Like crude oil, oil shale contains a large amount of organic material. In oil shale, this organic material forms compounds known as kerogens, which can be extracted from the rock by heating it to create a vapor. The vapor can then be distilled to create various hydrocarbon chains, ranging from heating oil to gases. Oil shale has also historically been used as a source of fuel, because the rocks will literally burn, thanks to their kerogens.
Processing oil shale is not without serious environmental repercussions. First, the rock must be extracted, generating a variety of issues associated with mining including erosion and pollution. Then, the rock has to be treated to extract the kerogens. During the treatment process, the rock expands, making it difficult to put back into the mine once the area has been stripped, and the rock is also carcinogenic, so it is difficult to dispose of safely. The distillation process also eats up a lot of resources, making it even less efficient than traditional crude oil distillation.
Oil shale processing programs have been piloted in several countries; the rock itself has been used in industrial processes since the 1800s. However, large scale mining and processing of oil shale has met with serious opposition from many environmental organizations, with members fearing that it could degrade the environment while encouraging a reliance on fossil fuels. The thought of digging up vast swathes of the natural landscape for the purpose of extracting fuel is also extremely distasteful to many activists, who are concerned about the Earth's remaining wilderness areas.

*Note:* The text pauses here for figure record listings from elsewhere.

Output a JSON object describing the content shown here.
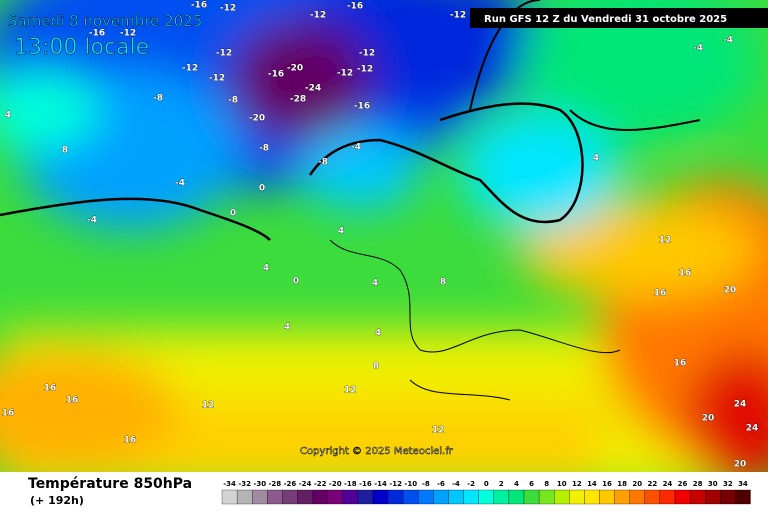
{
  "header": {
    "date": "Samedi 8 novembre 2025",
    "time": "13:00 locale",
    "run": "Run GFS 12 Z du Vendredi 31 octobre 2025"
  },
  "footer": {
    "title": "Température 850hPa",
    "subtitle": "(+ 192h)",
    "copyright": "Copyright © 2025 Meteociel.fr"
  },
  "legend": {
    "ticks": [
      -34,
      -32,
      -30,
      -28,
      -26,
      -24,
      -22,
      -20,
      -18,
      -16,
      -14,
      -12,
      -10,
      -8,
      -6,
      -4,
      -2,
      0,
      2,
      4,
      6,
      8,
      10,
      12,
      14,
      16,
      18,
      20,
      22,
      24,
      26,
      28,
      30,
      32,
      34
    ],
    "colors": [
      "#d3d3d3",
      "#b4b4b4",
      "#a08ca0",
      "#8c5a8c",
      "#783c78",
      "#641e64",
      "#640064",
      "#780078",
      "#500096",
      "#1e1ea0",
      "#0000c8",
      "#0028dc",
      "#0050f0",
      "#0078ff",
      "#00a0ff",
      "#00c8ff",
      "#00e6ff",
      "#00ffdc",
      "#00f0a0",
      "#00e678",
      "#3cdc3c",
      "#78e61e",
      "#b4f000",
      "#f0f000",
      "#ffe600",
      "#ffc800",
      "#ffa000",
      "#ff7800",
      "#ff5000",
      "#ff2800",
      "#f00000",
      "#c80000",
      "#a00000",
      "#780000",
      "#500000"
    ]
  },
  "map_labels": [
    -12,
    -16,
    -12,
    -16,
    -12,
    -16,
    -12,
    -12,
    -12,
    -12,
    -16,
    -20,
    -24,
    -28,
    -12,
    -12,
    -12,
    -16,
    -8,
    -8,
    -20,
    -8,
    -8,
    -4,
    -4,
    -4,
    0,
    0,
    0,
    4,
    4,
    4,
    4,
    8,
    8,
    12,
    12,
    16,
    16,
    16,
    16,
    12,
    16,
    20,
    20,
    24,
    24,
    20,
    12,
    16,
    -4,
    -4,
    4,
    4,
    8,
    4,
    16
  ]
}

In the early 21st century, when oil prices began to rise quite dramatically, many people looked to shale oil, oil-bearing sands, and bituminous rock as potential sources of energy. However, these sources are ultimately only a temporary stopgap, as eventually reserves of these materials will disappear as well, leaving people facing a serious energy crisis. In the short term, conversion to such materials could drive energy prices up even higher, as a result of the labor required to render them usable.